Если Карамзина можно условно отнести к «западникам», имея в виду не столько его творчество, сколько его личность и просветительский запал, благодаря которому он переводил для россиян Шекспира, Лессинга и далее древнеиндийскую драму «Сакунтала» (последнее не противоречит всеевропейскому увлечению культурой Востока, и прежде всего его экзотикой, замешанной на философии), – то Толстого и Достоевского даже условно к этому течению не подставишь. И дело тут не в национальном характере их прозы (Карамзин не менее патриот своего отечества!), а скорее в полнейшей замкнутости их на своем мессианстве. Карамзин-художник возделывал другие почвы, считая просветительство заменителем тех форм, которые не могли переменить ужас российской жизни. У Достоевского и Толстого все-таки ощутимо рассечение творчества и философской системы. Религиозные опоры, на которых стоят все трое, тем не менее дают в высоту совершенно разные строения, причем если у Карамзина – это своеобразный небоскреб, то у Толстого – деревянная изба, а у Достоевского шатающийся дом на семи ветрах. Придуманный Карамзиным культ простоты и естественности у Толстого приобретает наивно-примитивистские очертания, а Достоевским поэтизируется в романах-мифах, где личность предстает как сплетение противоречивых борений с самим собой и со «средой». Поиски Бога в себе для карамзинской Лизы лишены страдания, так как Лиза изначально чиста и праведна, а у Холстомера и Сони Мармеладовой связаны с нахлынувшими на их жизни потрясениями и событиями трагического свойства. «Первобытное» у Лизы усилено ее верой, которая впитана с молоком слепнущей матери. Холстомер при рождении свободен от религиозного идеала. Он выстрадал его в напряжении своей внутренней жизни, в ПРОЦЕССЕ постижения себя по мере «развертывания» собственной биографии. Сонечкина вера также начинается ВМЕСТЕ с ее грехом. И продолжается как попытка искупления, приносящая духовную боль.
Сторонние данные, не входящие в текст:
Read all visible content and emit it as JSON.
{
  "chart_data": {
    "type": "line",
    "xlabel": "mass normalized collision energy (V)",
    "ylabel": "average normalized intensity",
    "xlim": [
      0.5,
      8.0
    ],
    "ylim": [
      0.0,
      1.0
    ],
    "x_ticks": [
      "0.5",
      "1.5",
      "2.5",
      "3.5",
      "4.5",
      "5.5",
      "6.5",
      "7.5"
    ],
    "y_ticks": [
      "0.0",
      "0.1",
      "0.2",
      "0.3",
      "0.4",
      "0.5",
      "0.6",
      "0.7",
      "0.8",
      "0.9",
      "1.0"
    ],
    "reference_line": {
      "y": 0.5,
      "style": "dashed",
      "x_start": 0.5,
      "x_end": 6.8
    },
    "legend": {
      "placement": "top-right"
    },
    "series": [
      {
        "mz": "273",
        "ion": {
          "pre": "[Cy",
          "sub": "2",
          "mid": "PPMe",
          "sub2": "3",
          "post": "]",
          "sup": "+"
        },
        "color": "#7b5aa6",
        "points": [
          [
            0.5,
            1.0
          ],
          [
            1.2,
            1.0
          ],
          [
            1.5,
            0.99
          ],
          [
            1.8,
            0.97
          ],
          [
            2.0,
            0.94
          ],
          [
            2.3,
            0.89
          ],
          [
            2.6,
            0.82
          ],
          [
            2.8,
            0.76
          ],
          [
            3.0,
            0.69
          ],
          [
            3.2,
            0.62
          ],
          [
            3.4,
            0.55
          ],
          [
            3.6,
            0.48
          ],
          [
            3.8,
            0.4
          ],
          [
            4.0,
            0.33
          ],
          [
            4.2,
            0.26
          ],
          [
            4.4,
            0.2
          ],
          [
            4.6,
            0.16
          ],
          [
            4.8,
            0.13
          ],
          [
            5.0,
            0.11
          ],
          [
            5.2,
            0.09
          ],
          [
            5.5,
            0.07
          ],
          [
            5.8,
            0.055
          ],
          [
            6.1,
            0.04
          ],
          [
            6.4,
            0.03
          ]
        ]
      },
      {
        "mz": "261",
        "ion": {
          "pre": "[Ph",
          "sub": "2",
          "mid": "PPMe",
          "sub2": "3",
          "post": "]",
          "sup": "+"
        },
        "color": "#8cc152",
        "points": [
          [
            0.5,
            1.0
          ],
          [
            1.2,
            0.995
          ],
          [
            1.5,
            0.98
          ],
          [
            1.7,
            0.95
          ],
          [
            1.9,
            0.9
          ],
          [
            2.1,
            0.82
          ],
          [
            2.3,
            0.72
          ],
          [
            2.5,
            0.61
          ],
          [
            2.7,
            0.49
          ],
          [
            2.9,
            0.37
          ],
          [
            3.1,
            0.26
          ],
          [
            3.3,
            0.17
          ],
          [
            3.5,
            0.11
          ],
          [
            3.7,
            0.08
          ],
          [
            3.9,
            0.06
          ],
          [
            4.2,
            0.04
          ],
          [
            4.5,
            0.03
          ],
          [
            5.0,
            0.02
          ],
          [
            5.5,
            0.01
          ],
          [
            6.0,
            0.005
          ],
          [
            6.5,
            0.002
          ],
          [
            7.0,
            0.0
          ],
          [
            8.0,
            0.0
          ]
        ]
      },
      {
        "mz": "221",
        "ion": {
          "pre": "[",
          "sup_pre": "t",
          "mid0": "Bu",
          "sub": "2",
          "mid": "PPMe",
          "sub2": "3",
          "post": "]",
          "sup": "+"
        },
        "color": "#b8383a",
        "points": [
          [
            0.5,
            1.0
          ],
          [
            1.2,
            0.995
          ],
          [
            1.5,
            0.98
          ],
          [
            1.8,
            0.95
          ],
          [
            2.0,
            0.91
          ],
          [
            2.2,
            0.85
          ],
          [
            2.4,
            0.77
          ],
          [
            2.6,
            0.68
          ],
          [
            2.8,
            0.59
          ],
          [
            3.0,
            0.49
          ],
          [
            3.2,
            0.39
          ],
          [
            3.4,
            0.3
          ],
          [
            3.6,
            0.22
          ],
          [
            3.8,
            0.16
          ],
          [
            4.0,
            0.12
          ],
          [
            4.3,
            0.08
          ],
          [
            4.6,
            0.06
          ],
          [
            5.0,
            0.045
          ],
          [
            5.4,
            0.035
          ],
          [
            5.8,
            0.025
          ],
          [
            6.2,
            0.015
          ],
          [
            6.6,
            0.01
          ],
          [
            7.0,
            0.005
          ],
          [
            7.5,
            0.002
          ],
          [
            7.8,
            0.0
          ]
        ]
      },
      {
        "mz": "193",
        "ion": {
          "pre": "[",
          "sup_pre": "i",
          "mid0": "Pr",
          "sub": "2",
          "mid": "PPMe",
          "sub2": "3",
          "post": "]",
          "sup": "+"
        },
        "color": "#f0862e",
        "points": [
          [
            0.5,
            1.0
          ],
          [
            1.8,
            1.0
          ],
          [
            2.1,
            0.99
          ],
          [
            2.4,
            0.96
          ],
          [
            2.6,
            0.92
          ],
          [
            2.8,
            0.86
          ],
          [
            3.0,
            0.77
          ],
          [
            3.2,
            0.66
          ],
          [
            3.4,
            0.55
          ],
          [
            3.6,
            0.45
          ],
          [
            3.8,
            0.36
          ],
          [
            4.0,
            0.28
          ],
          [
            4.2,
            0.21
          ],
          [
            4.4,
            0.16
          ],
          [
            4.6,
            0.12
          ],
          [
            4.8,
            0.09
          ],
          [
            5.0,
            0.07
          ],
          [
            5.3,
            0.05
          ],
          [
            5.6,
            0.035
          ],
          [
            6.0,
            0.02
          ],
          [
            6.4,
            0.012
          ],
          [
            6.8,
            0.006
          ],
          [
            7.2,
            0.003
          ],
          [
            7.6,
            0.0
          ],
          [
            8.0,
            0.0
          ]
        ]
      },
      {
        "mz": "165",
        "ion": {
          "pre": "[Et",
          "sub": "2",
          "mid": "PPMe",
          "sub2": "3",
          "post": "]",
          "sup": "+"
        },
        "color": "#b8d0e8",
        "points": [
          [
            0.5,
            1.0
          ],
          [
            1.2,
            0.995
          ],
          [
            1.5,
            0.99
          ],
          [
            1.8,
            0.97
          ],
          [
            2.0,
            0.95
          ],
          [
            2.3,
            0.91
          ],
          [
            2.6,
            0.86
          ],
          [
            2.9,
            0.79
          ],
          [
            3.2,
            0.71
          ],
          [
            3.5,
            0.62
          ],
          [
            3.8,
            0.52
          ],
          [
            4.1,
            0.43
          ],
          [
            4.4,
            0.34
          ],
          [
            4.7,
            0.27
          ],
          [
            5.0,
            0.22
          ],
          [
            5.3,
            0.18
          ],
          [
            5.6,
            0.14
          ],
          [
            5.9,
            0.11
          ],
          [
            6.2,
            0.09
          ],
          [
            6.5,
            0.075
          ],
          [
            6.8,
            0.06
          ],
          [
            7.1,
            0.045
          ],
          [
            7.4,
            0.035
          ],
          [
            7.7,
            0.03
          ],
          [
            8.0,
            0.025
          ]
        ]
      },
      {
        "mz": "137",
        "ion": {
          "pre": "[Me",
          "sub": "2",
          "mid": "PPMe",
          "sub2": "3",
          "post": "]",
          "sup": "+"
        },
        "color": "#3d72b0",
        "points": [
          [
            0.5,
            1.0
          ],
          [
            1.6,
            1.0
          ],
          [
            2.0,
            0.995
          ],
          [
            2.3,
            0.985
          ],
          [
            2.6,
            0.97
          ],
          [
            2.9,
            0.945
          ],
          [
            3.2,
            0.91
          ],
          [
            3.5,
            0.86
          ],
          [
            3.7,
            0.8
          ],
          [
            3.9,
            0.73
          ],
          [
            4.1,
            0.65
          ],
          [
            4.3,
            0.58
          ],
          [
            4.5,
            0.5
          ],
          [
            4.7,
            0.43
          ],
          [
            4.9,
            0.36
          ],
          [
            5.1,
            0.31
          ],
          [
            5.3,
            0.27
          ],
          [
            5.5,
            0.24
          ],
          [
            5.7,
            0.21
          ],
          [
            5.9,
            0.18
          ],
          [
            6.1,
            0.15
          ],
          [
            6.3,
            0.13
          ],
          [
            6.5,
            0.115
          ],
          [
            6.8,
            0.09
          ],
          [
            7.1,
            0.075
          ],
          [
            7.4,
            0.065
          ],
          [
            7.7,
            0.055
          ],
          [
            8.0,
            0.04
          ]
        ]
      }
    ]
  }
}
Слезы всех трех персонажей имеют причиной поругание веры как основы всечеловеческого существования, однако соленость этих слез «нахимичена» по-разному. Толстой имел целью с помощью веры наивно переустроить не лошадей, а человеков. Достоевский именем веры приоткрывал растление, поэтизировал грех, украшал порок, заметал следы богохульства богоискательством.

У Карамзина все проще, ибо его сюжет самый прозрачный, какой только может выдумать писатель, задумавшийся над жизнью. В прозрачности Карамзина обманчивая слабость. Тут сила мощнейшая, гигантская… Ибо эта прозрачность – программна! Она еще и выражена столь музыкально, что действует завораживающе. Карамзин обладает грацией и пластичностью, которых у Толстого и Достоевского не доищешься. У этих двух свои достоинства. Но у Карамзина достоинств, так сказать, нету, – у него сплошные прелести!.. Карамзин – не «мятущийся» дух, каковым козыряли гении литературы девятнадцатого века. Он гармоничен в своем искусстве, ибо он настоящий эстет.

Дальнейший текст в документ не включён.